In my view, Hanemaayer's interpretation of the Option Agreement would defeat its entire purpose. According to Hanemaayer, the Option Agreement was not an option at all; it represented an outright sale of the Kipling Claims against the promise of future consideration.
That is not how I view the Option Agreement. The Option Agreement must be read in the context of the other Agreements made by the parties at the time. Read as a whole and in the context of the surrounding circumstances, it is clear that the Option Agreement was critical to the protection of Platt's principal interest in and contribution to this deal – his ownership of the Kipling Claims. In order to acquire the Kipling Claims, [798] Ontario had first to finance the two steps necessary to conduct a feasibility study to determine whether the Kaolin Project represented a commercially viable mining operation. [798] Ontario could not be compelled to do so but, if it did not, it would not "earn" its right to the Kipling Claims.
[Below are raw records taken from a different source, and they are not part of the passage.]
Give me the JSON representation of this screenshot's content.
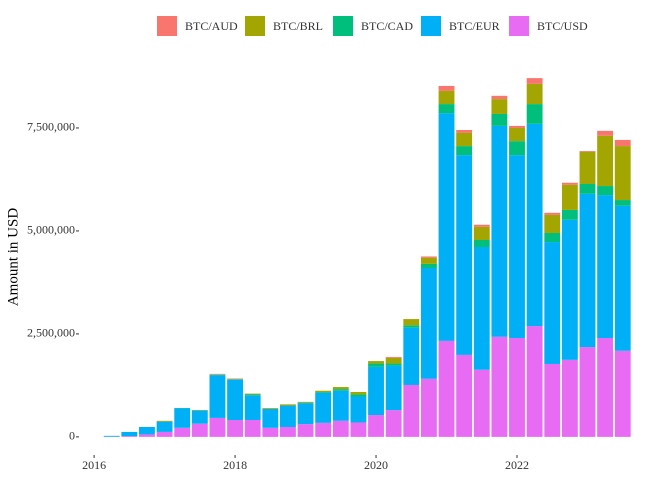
{
  "chart_data": {
    "type": "stacked_bar",
    "y_label": "Amount in USD",
    "x": [
      2016.25,
      2016.5,
      2016.75,
      2017,
      2017.25,
      2017.5,
      2017.75,
      2018,
      2018.25,
      2018.5,
      2018.75,
      2019,
      2019.25,
      2019.5,
      2019.75,
      2020,
      2020.25,
      2020.5,
      2020.75,
      2021,
      2021.25,
      2021.5,
      2021.75,
      2022,
      2022.25,
      2022.5,
      2022.75,
      2023,
      2023.25,
      2023.5
    ],
    "series": [
      {
        "name": "BTC/AUD",
        "color": "#F8766D",
        "values": [
          0,
          0,
          0,
          0,
          0,
          0,
          10000,
          10000,
          0,
          0,
          0,
          0,
          0,
          0,
          0,
          0,
          20000,
          0,
          30000,
          120000,
          70000,
          50000,
          80000,
          50000,
          140000,
          50000,
          50000,
          20000,
          120000,
          150000
        ]
      },
      {
        "name": "BTC/BRL",
        "color": "#A3A500",
        "values": [
          0,
          0,
          0,
          20000,
          0,
          10000,
          10000,
          10000,
          20000,
          20000,
          30000,
          20000,
          30000,
          50000,
          60000,
          60000,
          140000,
          150000,
          150000,
          320000,
          320000,
          320000,
          360000,
          320000,
          490000,
          440000,
          610000,
          780000,
          1220000,
          1310000
        ]
      },
      {
        "name": "BTC/CAD",
        "color": "#00BF7D",
        "values": [
          0,
          0,
          0,
          0,
          10000,
          0,
          10000,
          10000,
          20000,
          0,
          0,
          10000,
          20000,
          40000,
          50000,
          80000,
          50000,
          60000,
          100000,
          220000,
          220000,
          170000,
          290000,
          340000,
          480000,
          220000,
          240000,
          240000,
          220000,
          140000
        ]
      },
      {
        "name": "BTC/EUR",
        "color": "#00B0F6",
        "values": [
          20000,
          100000,
          180000,
          250000,
          470000,
          320000,
          1040000,
          980000,
          600000,
          460000,
          520000,
          510000,
          730000,
          730000,
          630000,
          1170000,
          1080000,
          1390000,
          2690000,
          5530000,
          4850000,
          2980000,
          5120000,
          4440000,
          4910000,
          2960000,
          3400000,
          3720000,
          3470000,
          3520000
        ]
      },
      {
        "name": "BTC/USD",
        "color": "#E76BF3",
        "values": [
          5000,
          20000,
          60000,
          120000,
          220000,
          320000,
          460000,
          410000,
          410000,
          220000,
          240000,
          310000,
          340000,
          390000,
          350000,
          530000,
          650000,
          1260000,
          1410000,
          2330000,
          1990000,
          1630000,
          2430000,
          2400000,
          2690000,
          1770000,
          1870000,
          2180000,
          2400000,
          2090000
        ]
      }
    ],
    "xlim": [
      2015.8,
      2023.745
    ],
    "xticks": [
      2016,
      2018,
      2020,
      2022
    ],
    "ylim": [
      -440000,
      9150000
    ],
    "yticks": [
      {
        "value": 0,
        "label": "0"
      },
      {
        "value": 2500000,
        "label": "2,500,000"
      },
      {
        "value": 5000000,
        "label": "5,000,000"
      },
      {
        "value": 7500000,
        "label": "7,500,000"
      }
    ],
    "grid": false,
    "legend": "top"
  }
}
[43] While the parties could have been more careful and included a specific term to this effect, it followed naturally from the failure of 798 Ontario to fulfill its obligation and earn its interest in the Claim. I observe again that Mr. Hanemaayer had legal advice and that Mr. Platt did not.
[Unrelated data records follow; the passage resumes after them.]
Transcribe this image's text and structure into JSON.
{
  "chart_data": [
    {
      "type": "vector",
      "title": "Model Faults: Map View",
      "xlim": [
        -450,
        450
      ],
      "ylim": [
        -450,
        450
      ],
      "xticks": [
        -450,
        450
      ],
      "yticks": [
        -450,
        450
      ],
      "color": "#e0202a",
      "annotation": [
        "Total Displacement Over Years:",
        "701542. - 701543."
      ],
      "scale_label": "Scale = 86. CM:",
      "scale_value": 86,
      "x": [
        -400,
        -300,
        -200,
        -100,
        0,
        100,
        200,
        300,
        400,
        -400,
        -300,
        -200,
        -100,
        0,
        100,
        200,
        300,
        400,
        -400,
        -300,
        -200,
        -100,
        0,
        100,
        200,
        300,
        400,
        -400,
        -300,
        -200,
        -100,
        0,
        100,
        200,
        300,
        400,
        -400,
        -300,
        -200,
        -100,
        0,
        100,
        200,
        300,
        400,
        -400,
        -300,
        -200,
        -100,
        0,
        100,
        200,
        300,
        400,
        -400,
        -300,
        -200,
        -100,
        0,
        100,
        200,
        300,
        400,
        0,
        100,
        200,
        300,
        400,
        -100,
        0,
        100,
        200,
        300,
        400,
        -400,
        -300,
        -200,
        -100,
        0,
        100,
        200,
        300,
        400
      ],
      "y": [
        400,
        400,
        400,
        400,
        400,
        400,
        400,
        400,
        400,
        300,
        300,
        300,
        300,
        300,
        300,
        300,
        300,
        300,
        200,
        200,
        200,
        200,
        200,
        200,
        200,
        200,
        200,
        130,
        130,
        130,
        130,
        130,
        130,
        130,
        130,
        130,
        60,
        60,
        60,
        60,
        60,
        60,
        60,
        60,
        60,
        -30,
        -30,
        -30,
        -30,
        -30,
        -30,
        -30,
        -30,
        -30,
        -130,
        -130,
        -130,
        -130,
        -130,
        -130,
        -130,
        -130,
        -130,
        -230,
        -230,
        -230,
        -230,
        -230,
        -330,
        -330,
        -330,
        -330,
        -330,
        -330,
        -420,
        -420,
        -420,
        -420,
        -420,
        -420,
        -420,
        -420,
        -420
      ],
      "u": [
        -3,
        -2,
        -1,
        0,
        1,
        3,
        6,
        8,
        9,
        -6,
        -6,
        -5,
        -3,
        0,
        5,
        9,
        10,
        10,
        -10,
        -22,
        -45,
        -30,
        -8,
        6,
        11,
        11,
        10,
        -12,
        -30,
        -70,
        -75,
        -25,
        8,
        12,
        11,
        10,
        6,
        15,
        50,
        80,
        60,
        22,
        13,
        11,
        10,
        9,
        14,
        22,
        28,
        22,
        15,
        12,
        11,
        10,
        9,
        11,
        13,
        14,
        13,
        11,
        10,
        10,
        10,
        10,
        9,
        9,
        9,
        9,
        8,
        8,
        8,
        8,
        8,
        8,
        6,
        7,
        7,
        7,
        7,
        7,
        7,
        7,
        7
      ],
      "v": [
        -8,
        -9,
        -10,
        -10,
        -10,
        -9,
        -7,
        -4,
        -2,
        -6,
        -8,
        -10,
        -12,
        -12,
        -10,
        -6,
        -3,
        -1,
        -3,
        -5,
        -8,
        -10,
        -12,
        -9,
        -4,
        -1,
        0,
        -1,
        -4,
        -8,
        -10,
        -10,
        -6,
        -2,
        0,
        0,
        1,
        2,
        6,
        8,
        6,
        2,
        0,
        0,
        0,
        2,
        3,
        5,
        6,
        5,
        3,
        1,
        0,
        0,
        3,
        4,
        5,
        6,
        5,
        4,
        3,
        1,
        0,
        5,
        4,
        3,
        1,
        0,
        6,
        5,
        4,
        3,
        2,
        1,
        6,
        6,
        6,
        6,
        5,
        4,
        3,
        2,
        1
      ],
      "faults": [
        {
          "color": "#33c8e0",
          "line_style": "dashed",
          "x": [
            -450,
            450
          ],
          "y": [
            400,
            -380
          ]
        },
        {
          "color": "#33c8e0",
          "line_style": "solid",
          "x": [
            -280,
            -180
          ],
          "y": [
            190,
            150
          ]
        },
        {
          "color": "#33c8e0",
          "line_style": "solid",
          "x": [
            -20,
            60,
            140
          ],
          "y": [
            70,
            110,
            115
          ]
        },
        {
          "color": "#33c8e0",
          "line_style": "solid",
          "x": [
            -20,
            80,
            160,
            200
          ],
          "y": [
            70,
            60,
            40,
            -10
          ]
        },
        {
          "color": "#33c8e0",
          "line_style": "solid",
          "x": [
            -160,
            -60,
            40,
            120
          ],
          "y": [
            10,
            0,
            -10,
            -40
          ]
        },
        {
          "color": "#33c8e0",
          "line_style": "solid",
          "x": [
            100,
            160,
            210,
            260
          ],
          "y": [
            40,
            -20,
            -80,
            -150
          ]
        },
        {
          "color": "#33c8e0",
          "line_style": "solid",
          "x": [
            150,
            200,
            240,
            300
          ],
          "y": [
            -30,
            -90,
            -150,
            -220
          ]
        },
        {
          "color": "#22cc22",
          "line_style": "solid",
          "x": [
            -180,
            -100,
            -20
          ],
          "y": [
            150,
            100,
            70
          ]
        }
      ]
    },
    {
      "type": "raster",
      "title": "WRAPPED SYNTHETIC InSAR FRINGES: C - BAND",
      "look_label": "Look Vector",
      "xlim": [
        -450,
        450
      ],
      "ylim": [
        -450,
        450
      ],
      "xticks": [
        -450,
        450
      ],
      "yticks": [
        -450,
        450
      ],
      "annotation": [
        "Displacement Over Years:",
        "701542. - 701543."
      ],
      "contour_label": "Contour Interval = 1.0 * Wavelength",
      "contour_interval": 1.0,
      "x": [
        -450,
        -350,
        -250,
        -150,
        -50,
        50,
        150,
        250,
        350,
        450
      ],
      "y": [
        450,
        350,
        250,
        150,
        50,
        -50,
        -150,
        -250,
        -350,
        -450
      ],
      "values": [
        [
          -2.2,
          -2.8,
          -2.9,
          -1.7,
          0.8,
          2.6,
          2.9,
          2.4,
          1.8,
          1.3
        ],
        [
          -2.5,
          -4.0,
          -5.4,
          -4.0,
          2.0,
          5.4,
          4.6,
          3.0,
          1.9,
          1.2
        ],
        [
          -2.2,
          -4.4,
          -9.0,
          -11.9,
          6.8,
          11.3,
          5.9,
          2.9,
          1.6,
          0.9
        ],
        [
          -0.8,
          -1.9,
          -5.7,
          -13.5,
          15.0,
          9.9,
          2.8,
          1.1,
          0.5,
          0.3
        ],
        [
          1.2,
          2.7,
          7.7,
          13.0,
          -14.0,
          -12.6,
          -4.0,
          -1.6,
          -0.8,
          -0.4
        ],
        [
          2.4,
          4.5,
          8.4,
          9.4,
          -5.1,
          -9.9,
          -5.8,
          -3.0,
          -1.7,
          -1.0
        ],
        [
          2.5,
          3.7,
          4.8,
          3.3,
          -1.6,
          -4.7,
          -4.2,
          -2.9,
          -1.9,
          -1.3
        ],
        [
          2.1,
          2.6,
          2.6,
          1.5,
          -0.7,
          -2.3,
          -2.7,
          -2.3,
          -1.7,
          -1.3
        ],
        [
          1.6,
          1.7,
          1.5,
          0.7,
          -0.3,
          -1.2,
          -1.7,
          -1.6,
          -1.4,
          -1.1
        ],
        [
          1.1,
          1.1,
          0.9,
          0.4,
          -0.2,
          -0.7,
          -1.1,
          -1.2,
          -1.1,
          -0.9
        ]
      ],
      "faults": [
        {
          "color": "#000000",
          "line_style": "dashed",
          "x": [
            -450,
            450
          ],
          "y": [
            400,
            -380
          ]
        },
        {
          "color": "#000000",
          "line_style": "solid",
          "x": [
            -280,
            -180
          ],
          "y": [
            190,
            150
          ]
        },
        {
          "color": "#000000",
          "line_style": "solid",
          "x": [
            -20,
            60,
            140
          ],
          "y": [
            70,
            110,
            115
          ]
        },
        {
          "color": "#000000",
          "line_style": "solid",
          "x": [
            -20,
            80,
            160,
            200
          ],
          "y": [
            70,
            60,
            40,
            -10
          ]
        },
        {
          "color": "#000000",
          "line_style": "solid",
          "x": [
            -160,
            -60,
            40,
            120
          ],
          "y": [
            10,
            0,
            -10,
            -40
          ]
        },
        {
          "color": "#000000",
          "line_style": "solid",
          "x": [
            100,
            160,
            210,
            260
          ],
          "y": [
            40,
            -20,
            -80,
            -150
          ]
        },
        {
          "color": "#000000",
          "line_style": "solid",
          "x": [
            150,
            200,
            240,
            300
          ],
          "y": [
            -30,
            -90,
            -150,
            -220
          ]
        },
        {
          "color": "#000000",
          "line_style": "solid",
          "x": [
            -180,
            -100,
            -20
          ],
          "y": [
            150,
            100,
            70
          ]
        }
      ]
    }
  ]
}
[44] The trial judge summarized his findings and conclusions at paras. 305-306:
I find, as a fact, that while [798] Ontario financed a drilling exploration program to prove or disprove the existence and extent of the kaolin ore body on the Kipling Claims, it did not finance pilot plant, bulk sampling, other material testing and other undertakings to the extent necessary to establish a final feasibility study for a full production mining facility.
Hanemaayer and [798] Ontario's failure to fulfill the second requirement to earn an interest in the Kipling Claims was not the result of Platt's conduct. Rather, the Kaolin Project was not taken to the bulk sample/test facility/commercial feasibility stage because, by December 1989, Hanemaayer had sized up Platt as somewhat naïve and a bit of a dreamer. He took Platt's vision of developing the Kaolin Project and used it to obtain an enormous tax benefit for the flow-through shareholder investors. He then concluded that he could easily squeeze Platt out of the Project and, with his superior financial resources, take over the entire Project for himself. Hanemaayer chose to cease all funding to Platt. The price of Hanemaayer doing so was to forfeit his interest in the Kipling Claims.
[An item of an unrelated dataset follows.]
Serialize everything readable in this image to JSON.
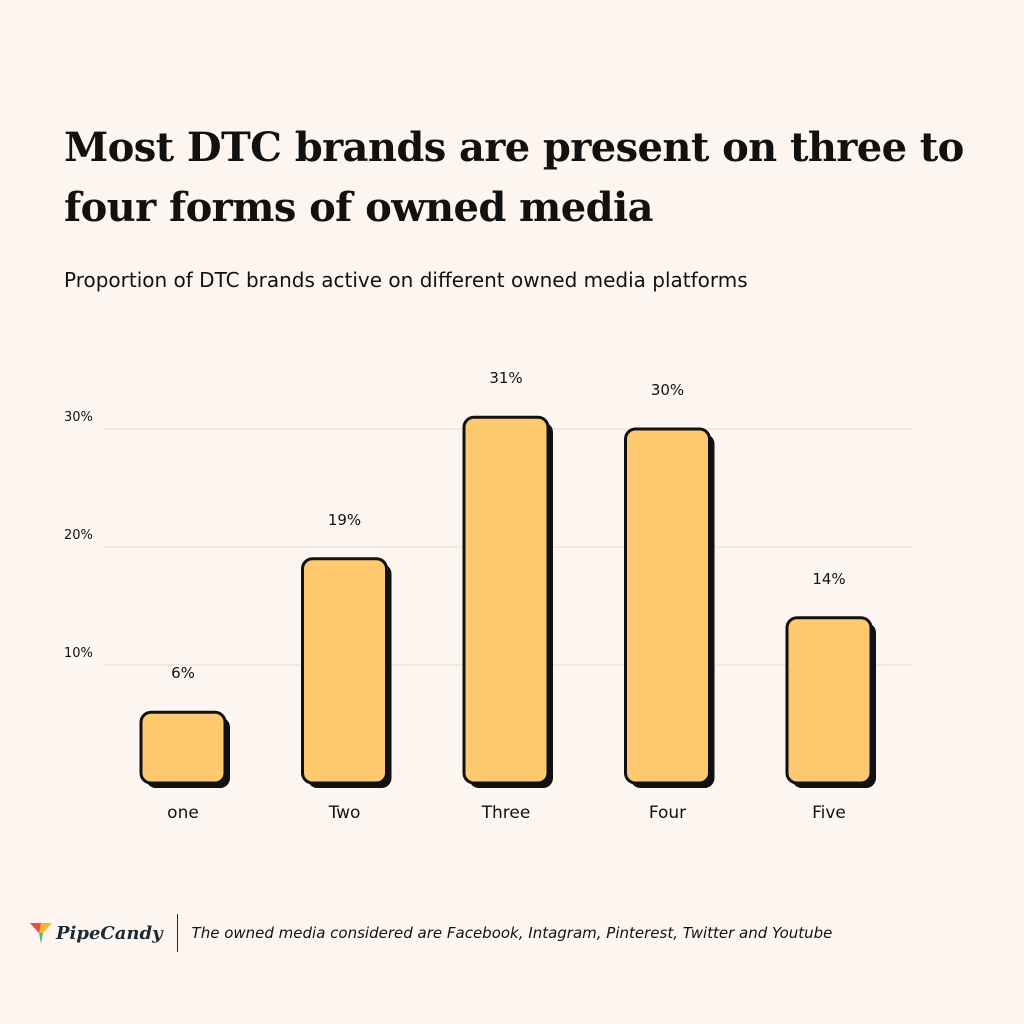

[45] These findings and conclusions are fully supported by the record.
Disposition
[46] For the foregoing reasons, the judgment below is affirmed and the appeal is dismissed.
[47] In accordance with the agreement of counsel, the respondent is entitled to costs of the appeal fixed in the amount of $20,000 inclusive of all disbursements and applicable taxes.
Released: June 20, 2016
"R.A. Blair J.A."
"I agree G.R. Strathy C.J.O."
"I agree P. Lauwers J.A."
[^1]: The appellants originally appealed against this decision as well. However, the appeal was dismissed as against Boudreau and All-Terrain by order of Rouleau J.A., dated February 18, 2015, for the failure of the appellants to comply with an order for security for costs granted in favour of Boudreau and All-Terrain by Simmons J.A. on December 17, 2014.
[^2]: The "closing" apparently occurred on November 7, 1988.
[^3]: The exploration, testing and feasibility study expenditures which constitute the "condition" set out in s. 2 of the Option Agreement.